The uptake of 64Cu-NOTA-Trastuzumab in HER2-expressing tumors was not observed 1 h after injection. Nevertheless, the specific uptake increased 24 h after injection, and a further increase of specific uptake of 64Cu- NOTA-Trastuzumab in HER2-expressing tumors could be observed after 48 h following the injection, showing a distinctive feature from the background. It is suggested that 64Cu- NOTA-Trastuzumab PET at 48 h after injection can evaluate the HER2 expression in the clinical setting. Mild diffuse uptakes were also observed in the tumors with a negative expression of HER2, as HER2 expression is not all-or-none as determined by the immunohistochemistry methods [5, 20]. Namely, even if the tumor’s HER2 expression is negative, its SUVmax positively correlates to the tumor IHC score [5, 20]. Therefore, it is important to carefully set the cut-off values of SUVmax or SUV ratio between the tumor and the background to determine HER2 expression using a 64Cu-NOTA-trastuzumab PET image.

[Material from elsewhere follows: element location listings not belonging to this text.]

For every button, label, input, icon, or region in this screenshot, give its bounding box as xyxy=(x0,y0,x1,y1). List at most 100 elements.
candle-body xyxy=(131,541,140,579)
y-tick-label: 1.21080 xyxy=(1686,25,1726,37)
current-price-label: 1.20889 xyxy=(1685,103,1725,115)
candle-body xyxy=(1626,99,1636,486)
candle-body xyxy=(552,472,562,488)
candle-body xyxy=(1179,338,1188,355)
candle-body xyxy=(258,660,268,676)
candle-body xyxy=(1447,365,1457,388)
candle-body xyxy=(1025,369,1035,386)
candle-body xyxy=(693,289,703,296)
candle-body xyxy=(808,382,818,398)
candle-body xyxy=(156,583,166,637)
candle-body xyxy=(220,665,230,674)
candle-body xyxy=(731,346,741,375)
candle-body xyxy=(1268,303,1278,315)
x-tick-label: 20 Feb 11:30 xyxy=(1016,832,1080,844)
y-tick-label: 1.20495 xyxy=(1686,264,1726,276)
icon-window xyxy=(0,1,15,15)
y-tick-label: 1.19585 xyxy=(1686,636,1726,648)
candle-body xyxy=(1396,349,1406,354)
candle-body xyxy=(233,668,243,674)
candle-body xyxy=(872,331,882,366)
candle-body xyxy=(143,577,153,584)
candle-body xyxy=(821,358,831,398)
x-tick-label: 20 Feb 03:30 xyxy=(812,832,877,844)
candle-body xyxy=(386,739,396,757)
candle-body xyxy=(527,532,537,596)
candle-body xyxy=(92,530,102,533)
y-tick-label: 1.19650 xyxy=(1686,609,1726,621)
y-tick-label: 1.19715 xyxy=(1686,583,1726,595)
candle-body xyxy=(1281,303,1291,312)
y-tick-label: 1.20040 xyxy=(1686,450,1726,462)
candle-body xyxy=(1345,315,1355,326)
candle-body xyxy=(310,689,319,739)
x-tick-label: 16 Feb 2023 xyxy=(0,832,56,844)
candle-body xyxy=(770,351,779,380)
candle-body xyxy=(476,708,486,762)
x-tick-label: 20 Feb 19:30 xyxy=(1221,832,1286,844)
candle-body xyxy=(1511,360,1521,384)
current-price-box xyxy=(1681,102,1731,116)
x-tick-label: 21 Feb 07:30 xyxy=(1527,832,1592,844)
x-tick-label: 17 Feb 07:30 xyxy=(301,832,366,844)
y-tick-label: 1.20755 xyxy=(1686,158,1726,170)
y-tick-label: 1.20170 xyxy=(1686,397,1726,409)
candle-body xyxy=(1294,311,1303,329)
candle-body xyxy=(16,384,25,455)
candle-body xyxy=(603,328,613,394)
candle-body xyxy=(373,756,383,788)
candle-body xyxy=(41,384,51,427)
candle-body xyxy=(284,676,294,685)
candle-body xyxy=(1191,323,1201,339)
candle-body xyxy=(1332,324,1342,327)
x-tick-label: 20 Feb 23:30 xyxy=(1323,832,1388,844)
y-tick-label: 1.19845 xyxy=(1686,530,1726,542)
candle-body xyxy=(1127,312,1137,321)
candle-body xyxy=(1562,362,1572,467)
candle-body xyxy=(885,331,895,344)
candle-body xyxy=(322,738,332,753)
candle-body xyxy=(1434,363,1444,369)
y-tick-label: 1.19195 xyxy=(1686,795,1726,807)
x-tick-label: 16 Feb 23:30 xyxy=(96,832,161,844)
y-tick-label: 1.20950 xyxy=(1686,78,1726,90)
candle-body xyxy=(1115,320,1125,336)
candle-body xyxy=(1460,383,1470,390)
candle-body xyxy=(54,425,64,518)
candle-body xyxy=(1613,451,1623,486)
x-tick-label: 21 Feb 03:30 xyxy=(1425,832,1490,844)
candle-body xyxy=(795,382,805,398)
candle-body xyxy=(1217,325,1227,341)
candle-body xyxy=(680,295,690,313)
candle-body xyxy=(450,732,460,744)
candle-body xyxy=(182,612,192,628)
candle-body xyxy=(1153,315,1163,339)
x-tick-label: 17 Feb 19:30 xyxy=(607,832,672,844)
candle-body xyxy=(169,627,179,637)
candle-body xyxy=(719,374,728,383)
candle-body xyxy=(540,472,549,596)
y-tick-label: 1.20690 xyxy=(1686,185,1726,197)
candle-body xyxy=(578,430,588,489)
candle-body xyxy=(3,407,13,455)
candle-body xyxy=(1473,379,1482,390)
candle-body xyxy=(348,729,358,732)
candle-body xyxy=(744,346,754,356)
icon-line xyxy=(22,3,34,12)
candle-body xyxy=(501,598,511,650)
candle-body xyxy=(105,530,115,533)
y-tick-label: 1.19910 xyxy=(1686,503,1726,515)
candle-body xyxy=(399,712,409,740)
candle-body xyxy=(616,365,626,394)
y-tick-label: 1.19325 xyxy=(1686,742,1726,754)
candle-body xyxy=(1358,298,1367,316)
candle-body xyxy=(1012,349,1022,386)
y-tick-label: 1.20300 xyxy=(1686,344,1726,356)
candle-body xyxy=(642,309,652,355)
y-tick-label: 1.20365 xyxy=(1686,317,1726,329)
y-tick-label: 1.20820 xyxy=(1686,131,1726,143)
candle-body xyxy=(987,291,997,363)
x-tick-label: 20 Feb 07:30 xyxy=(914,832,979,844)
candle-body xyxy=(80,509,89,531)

This study has some limitations. First, the number of enrolled participants was relatively small. Second, since all the patients—except for participant 1—underwent neoadjuvant chemotherapy, the SUV of tumors might have reflected tumor cell suppression. Therefore, the SUV might be lower than expected. Namely, regarding participants 2 and 3, with HER2 positive tumors as an initial diagnosis, the 18FDG PET/CT—performed before and after neoadjuvant chemotherapy—showed both decreased tumor size and metabolic activity after chemotherapy (data not shown). Therefore, the SUV of HER2 positive tumors on 64Cu-NOTA-Trastuzumab PET could have been underestimated. Consequently, a further study with a larger sample size and 64Cu-NOTA-Trastuzumab PET before neoadjuvant chemotherapy is needed to evaluate the exact efficacy of 64Cu-NOTA-Trastuzumab PET imaging.

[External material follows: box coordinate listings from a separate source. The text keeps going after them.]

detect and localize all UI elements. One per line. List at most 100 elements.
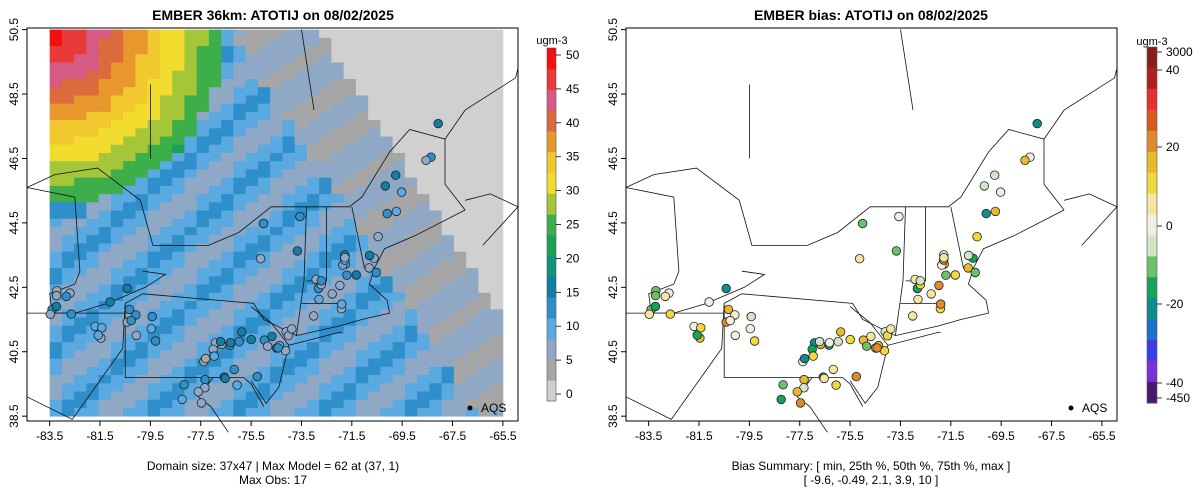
- grid-cell: [490, 317, 504, 327]
- grid-cell: [282, 407, 296, 417]
- grid-cell: [343, 62, 357, 72]
- grid-cell: [61, 169, 75, 179]
- grid-cell: [196, 103, 210, 113]
- grid-cell: [319, 103, 332, 113]
- grid-cell: [196, 259, 210, 269]
- grid-cell: [135, 177, 149, 187]
- model-grid-cells: [49, 29, 504, 417]
- grid-cell: [380, 95, 394, 105]
- grid-cell: [294, 333, 308, 343]
- right-panel: EMBER bias: ATOTIJ on 08/02/2025 AQS -83…: [606, 7, 1193, 487]
- grid-cell: [331, 95, 345, 105]
- obs-site-marker: [340, 253, 350, 263]
- grid-cell: [282, 292, 296, 302]
- grid-cell: [282, 383, 296, 392]
- grid-cell: [257, 202, 271, 211]
- grid-cell: [208, 309, 222, 318]
- grid-cell: [429, 78, 443, 88]
- grid-cell: [294, 407, 308, 417]
- grid-cell: [331, 391, 345, 401]
- grid-cell: [368, 70, 381, 80]
- grid-cell: [159, 194, 173, 203]
- grid-cell: [453, 375, 467, 384]
- bias-site-marker: [650, 301, 661, 312]
- grid-cell: [294, 342, 308, 351]
- grid-cell: [478, 268, 492, 277]
- grid-cell: [478, 62, 492, 72]
- grid-cell: [270, 407, 283, 417]
- grid-cell: [233, 78, 247, 88]
- grid-cell: [429, 194, 443, 203]
- grid-cell: [392, 103, 406, 113]
- bias-site-marker: [1020, 155, 1030, 166]
- grid-cell: [355, 309, 369, 318]
- grid-cell: [184, 78, 198, 88]
- grid-cell: [74, 152, 87, 162]
- grid-cell: [74, 375, 87, 384]
- grid-cell: [441, 317, 455, 327]
- grid-cell: [453, 227, 467, 236]
- grid-cell: [61, 194, 75, 203]
- grid-cell: [86, 342, 100, 351]
- grid-cell: [233, 111, 247, 121]
- grid-cell: [49, 185, 63, 195]
- y-tick-label: 42.5: [606, 275, 620, 299]
- grid-cell: [331, 292, 345, 302]
- grid-cell: [306, 136, 320, 146]
- grid-cell: [392, 37, 406, 47]
- grid-cell: [86, 317, 100, 327]
- bias-site-marker: [845, 334, 855, 345]
- grid-cell: [331, 251, 345, 261]
- grid-cell: [392, 152, 406, 162]
- grid-cell: [257, 391, 271, 401]
- grid-cell: [368, 62, 381, 72]
- grid-cell: [61, 227, 75, 236]
- grid-cell: [61, 62, 75, 72]
- grid-cell: [404, 407, 418, 417]
- grid-cell: [159, 29, 173, 39]
- grid-cell: [184, 62, 198, 72]
- bias-site-marker: [891, 246, 902, 256]
- grid-cell: [466, 120, 479, 129]
- grid-cell: [404, 70, 418, 80]
- grid-cell: [159, 62, 173, 72]
- grid-cell: [110, 235, 124, 244]
- grid-cell: [331, 227, 345, 236]
- grid-cell: [257, 407, 271, 417]
- grid-cell: [478, 177, 492, 187]
- bias-site-marker: [833, 337, 843, 347]
- grid-cell: [257, 128, 271, 137]
- y-tick-label: 50.5: [606, 18, 620, 42]
- grid-cell: [123, 350, 136, 359]
- grid-cell: [86, 218, 100, 228]
- grid-cell: [49, 144, 63, 154]
- bias-site-marker: [746, 311, 756, 322]
- grid-cell: [49, 46, 63, 55]
- grid-cell: [135, 391, 149, 401]
- grid-cell: [441, 169, 455, 179]
- grid-cell: [306, 342, 320, 351]
- grid-cell: [257, 325, 271, 335]
- grid-cell: [417, 284, 430, 294]
- colorbar-tick-label: 0: [1166, 219, 1173, 233]
- right-map-frame: [625, 27, 1118, 422]
- bias-site-marker: [696, 323, 706, 333]
- grid-cell: [61, 259, 75, 269]
- grid-cell: [98, 218, 112, 228]
- grid-cell: [257, 70, 271, 80]
- obs-site-marker: [146, 324, 157, 334]
- grid-cell: [392, 202, 406, 211]
- grid-cell: [466, 259, 479, 269]
- grid-cell: [466, 407, 479, 417]
- colorbar-tick-label: 20: [566, 251, 580, 265]
- grid-cell: [404, 317, 418, 327]
- grid-cell: [159, 218, 173, 228]
- grid-cell: [294, 325, 308, 335]
- grid-cell: [98, 317, 112, 327]
- obs-site-marker: [255, 254, 266, 264]
- grid-cell: [417, 276, 430, 285]
- grid-cell: [61, 111, 75, 121]
- grid-cell: [147, 218, 161, 228]
- grid-cell: [233, 292, 247, 302]
- grid-cell: [135, 350, 149, 359]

This preliminary clinical trial showed that 64Cu-NOTA-Trastuzumab PET is both safe and feasible. 64Cu-NOTA-Trastuzumab showed a specific uptake at the HER2-expressing tumors with a relatively low liver uptake. 64Cu-NOTA-Trastuzumab can be used to evaluate radiation dosimetry and prediction of treatment-response in targeted therapy for HER2-positive breast cancer with HER2-targeted therapy.